Debs and the Federal Equity Jurisdiction
43 Pages Posted: 3 Nov 2021 Last revised: 13 Jan 2023
Date Written: May 2, 2022
The United States can sue for equitable relief without statutory authorization. The leading case on this question is In re Debs, and how to understand that case is of both historical and contemporary importance. Debs was a monumental opinion that prompted responses in the political platforms of major parties, presidential addresses, and enormous academic commentary. In the early twentieth century, Congress enacted several pieces of labor legislation that reduced Debs’s importance in the specific context of strikes. But in other contexts, the question whether the United States can bring suit in equity remains disputed to this day. The United States has expressly invoked, or implicitly relied on, Debs in some of the most high-profile cases in recent years, including United States v. Texas.

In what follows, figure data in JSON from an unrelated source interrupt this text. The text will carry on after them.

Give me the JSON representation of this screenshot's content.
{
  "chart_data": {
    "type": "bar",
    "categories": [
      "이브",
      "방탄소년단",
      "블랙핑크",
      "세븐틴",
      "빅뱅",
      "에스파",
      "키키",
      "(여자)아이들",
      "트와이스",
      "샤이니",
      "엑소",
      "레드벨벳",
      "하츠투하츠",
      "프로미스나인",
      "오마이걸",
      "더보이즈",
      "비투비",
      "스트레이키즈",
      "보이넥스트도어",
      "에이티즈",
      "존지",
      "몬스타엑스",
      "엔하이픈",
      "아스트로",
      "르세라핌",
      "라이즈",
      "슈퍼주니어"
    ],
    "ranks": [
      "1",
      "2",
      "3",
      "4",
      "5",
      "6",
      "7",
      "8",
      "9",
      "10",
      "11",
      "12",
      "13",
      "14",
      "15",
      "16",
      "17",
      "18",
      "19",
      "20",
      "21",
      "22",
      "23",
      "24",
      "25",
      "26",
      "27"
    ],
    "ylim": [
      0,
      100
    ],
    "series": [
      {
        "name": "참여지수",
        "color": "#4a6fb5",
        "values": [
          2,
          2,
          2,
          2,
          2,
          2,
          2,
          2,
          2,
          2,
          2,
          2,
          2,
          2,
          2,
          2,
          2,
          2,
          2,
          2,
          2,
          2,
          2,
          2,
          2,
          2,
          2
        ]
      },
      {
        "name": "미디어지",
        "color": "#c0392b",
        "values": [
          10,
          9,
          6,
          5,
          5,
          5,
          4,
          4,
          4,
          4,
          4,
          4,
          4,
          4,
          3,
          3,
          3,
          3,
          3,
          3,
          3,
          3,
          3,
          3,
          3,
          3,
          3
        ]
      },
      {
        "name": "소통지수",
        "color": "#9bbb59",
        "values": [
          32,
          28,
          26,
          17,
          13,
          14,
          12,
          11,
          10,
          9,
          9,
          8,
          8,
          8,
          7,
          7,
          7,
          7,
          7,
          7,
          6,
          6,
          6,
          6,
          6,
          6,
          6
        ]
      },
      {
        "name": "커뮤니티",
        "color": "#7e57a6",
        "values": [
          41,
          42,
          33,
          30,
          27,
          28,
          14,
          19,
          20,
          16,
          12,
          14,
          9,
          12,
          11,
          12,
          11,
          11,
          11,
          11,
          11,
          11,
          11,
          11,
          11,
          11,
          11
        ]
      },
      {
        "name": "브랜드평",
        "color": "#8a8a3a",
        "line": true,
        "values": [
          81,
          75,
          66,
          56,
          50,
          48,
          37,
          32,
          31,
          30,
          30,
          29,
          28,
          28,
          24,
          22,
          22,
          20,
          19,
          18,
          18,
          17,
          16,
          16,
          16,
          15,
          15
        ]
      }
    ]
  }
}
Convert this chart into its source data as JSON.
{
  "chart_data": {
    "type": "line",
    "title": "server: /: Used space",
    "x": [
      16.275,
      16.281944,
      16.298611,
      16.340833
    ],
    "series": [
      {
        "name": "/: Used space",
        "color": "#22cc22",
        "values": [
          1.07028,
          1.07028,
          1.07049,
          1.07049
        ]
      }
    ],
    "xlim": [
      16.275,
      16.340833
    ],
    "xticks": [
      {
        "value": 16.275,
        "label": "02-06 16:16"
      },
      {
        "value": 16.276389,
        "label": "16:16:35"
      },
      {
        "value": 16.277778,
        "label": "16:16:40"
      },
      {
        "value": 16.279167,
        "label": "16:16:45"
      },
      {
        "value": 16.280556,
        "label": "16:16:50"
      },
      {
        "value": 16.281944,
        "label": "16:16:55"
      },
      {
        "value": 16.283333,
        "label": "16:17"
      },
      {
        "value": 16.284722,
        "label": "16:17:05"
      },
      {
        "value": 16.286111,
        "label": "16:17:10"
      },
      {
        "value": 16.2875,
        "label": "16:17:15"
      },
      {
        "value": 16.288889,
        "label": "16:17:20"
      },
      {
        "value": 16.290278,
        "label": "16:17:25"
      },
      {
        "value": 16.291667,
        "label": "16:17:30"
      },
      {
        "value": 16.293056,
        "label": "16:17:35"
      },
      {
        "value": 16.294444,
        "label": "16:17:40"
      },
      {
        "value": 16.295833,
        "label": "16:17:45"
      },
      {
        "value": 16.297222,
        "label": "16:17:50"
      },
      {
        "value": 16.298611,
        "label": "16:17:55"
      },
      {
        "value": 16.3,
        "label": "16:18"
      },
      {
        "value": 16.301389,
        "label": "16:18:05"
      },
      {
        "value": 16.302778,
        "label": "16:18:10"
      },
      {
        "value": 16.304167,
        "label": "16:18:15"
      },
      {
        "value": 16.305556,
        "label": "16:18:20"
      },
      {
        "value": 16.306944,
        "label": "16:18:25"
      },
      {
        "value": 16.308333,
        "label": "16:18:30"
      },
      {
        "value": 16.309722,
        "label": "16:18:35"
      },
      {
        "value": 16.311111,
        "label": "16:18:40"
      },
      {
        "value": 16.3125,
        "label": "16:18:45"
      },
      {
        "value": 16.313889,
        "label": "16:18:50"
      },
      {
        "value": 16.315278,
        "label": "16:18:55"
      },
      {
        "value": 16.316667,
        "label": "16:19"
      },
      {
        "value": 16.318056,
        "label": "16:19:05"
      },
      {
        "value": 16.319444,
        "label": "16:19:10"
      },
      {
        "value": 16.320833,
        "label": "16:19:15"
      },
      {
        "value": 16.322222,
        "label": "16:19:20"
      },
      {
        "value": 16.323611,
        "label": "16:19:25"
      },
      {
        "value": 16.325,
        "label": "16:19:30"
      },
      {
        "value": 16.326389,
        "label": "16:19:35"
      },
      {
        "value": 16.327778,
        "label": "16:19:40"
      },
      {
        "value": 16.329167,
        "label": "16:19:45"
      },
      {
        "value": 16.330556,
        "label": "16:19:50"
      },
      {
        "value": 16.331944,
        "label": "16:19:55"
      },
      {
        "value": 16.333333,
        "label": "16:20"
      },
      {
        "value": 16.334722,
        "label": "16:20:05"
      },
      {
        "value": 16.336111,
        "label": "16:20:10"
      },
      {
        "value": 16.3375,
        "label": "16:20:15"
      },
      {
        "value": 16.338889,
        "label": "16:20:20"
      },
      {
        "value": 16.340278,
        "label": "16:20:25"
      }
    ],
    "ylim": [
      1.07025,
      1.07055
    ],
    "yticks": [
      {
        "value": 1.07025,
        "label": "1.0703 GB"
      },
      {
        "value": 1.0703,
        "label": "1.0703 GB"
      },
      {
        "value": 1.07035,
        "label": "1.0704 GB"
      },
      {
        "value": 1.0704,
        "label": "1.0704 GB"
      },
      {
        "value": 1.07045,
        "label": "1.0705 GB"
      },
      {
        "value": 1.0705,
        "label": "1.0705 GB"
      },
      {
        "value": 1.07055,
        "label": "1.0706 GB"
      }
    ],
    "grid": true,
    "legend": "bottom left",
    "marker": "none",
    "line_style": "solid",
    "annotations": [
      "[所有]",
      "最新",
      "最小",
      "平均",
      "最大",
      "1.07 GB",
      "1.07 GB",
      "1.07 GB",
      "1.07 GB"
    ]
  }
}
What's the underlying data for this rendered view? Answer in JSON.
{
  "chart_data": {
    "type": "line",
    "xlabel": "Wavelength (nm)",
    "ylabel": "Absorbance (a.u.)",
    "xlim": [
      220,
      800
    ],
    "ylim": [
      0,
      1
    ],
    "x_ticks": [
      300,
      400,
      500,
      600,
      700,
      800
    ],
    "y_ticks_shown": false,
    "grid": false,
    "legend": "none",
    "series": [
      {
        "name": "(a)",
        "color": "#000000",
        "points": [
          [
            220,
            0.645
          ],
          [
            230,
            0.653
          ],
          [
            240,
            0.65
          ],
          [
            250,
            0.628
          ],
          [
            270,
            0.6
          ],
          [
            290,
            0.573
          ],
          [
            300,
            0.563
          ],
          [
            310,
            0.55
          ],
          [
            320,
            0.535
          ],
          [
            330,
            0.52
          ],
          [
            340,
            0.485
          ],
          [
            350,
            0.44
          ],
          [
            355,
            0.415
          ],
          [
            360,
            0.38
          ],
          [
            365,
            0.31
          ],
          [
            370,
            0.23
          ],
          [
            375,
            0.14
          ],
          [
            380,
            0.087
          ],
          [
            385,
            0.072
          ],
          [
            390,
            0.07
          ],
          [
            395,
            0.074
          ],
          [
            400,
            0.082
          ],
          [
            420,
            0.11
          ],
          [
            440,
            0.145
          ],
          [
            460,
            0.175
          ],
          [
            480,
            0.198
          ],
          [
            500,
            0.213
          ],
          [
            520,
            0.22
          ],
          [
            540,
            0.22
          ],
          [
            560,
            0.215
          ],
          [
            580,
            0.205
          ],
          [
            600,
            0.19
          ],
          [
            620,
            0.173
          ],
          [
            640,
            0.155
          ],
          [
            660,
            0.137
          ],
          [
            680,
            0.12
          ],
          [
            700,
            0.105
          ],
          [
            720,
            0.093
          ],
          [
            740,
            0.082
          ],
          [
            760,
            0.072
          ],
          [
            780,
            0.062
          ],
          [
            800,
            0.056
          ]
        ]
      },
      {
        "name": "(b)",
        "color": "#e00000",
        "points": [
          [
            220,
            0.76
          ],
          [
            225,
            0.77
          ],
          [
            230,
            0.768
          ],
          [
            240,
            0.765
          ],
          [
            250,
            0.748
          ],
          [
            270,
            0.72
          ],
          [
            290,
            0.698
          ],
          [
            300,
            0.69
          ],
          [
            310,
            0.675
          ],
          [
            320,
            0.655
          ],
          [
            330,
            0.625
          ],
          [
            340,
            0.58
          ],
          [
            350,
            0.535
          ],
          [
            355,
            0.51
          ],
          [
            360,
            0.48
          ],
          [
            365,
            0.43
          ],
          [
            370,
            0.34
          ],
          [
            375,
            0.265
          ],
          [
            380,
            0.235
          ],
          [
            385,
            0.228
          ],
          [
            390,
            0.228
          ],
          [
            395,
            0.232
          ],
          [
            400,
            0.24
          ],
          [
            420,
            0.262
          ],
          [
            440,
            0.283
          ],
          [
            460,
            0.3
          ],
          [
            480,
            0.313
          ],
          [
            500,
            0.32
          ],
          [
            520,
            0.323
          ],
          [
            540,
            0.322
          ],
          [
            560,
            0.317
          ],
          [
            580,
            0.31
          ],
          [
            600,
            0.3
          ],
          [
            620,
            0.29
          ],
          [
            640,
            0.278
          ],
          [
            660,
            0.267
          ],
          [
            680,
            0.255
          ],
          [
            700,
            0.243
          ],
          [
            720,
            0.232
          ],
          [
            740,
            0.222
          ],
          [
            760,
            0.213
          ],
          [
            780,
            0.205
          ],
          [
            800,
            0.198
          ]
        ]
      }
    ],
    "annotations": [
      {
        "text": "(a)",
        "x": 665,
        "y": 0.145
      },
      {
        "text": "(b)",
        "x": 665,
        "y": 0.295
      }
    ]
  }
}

This Article explains the equitable principles at work in Debs and shows how these principles still have a normative basis today. Collecting materials from traditional equity practice and historic treatments of Debs that have escaped the attention of the recent academic literature, this Article especially considers the connection that the Debs Court draws between equitable relief and a proprietary interest. It shows how the equity-property connection works as an empowering and limiting principle for the ability of the United States to bring a suit in equity. And it offers guidance to the federal courts by explaining and defending the traditional contours of their equity jurisdiction.